Brazelton e Greenspan (2002, p. 29) consideram que, sendo os relacionamentos emocionais interativos muito importantes para as habilidades essenciais, intelectuais e sociais, “esse tipo de interação também é central quando estamos ajudando crianças com necessidades especiais”.

A partir dessas afirmações sobre crianças ouvintes e crianças surdas, alvo de diversas pesquisas, entende-se a necessidade de se conhecer tanto a surdez e suas consequências para o desenvolvimento da criança quanto o próprio mundo infantil. Esses conhecimentos permitem visualizar a criança surda em sua totalidade e não apenas uma criança com “faltas”: a falta de audição; a falta de comunicação; e, o mais grave, o déficit cognitivo. A criança surda deve ser vista em seu desenvolvimento global. A importância de se conhecer a criança está na relevância desse período para as primeiras aprendizagens. Segundo Vigotski:

Todas as funções no desenvolvimento da criança aparecem duas vezes: primeiro, no nível social, e, depois, no nível individual; primeiro, entre pessoas (interpsicológica), e, depois, no interior da criança (intrapsicológica). Isso se aplica igualmente para a atenção voluntária, para a memória lógica e para a formação de conceitos. Todas as funções superiores originam-se das relações reais entre indivíduos humanos. (VIGOTSKI, 2007, p. 57-58).

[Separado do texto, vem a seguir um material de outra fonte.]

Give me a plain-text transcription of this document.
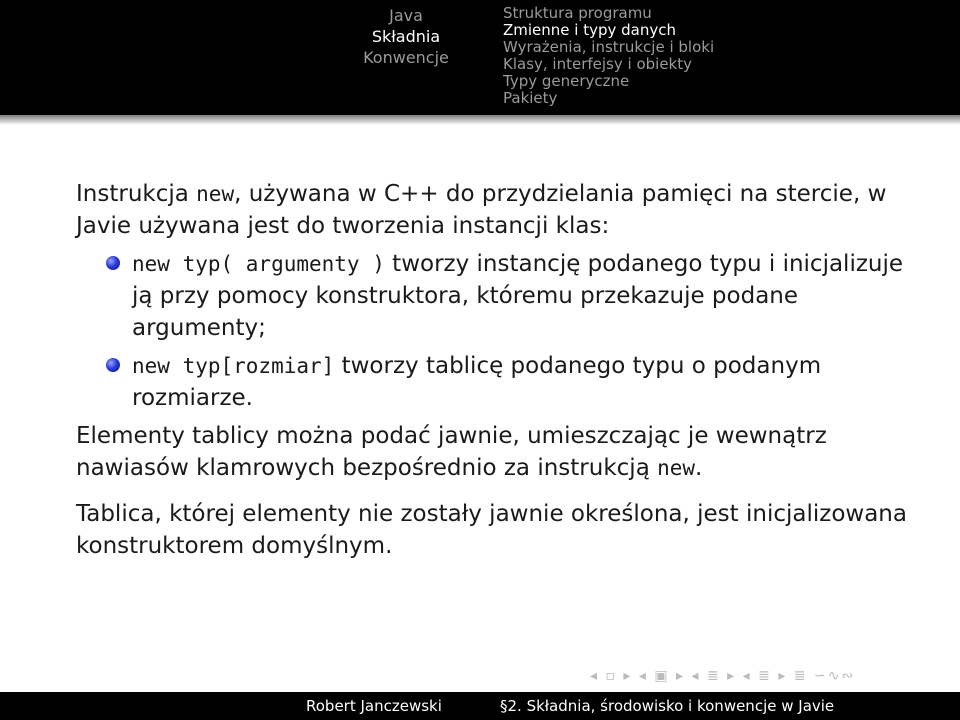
Java
Składnia
Konwencje
Struktura programu
Zmienne i typy danych
Wyrażenia, instrukcje i bloki
Klasy, interfejsy i obiekty
Typy generyczne
Pakiety

Instrukcja new, używana w C++ do przydzielania pamięci na stercie, w Javie używana jest do tworzenia instancji klas:

new typ( argumenty ) tworzy instancję podanego typu i inicjalizuje ją przy pomocy konstruktora, któremu przekazuje podane argumenty;
new typ[rozmiar] tworzy tablicę podanego typu o podanym rozmiarze.

Elementy tablicy można podać jawnie, umieszczając je wewnątrz nawiasów klamrowych bezpośrednio za instrukcją new.

Tablica, której elementy nie zostały jawnie określona, jest inicjalizowana konstruktorem domyślnym.

◂ ▫ ▸ ◂ ▣ ▸ ◂ ≣ ▸ ◂ ≣ ▸ ≣ ∽∿∾
Robert Janczewski	§2. Składnia, środowisko i konwencje w Javie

Com essa visão, pretende-se investigar algumas aprendizagens que são próprias da criança em seus três primeiros anos de vida, uma vez que a compreensão que se tem dessa criança é a de que, antes de ser surda, é uma criança, com desejos, expectativas e sonhos, além de possuir um potencial criativo que lhe permite apreender o mundo através do lúdico; no

entanto, seu desenvolvimento pleno está atrelado à qualidade de suas primeiras interações, principalmente, em seu grupo familiar.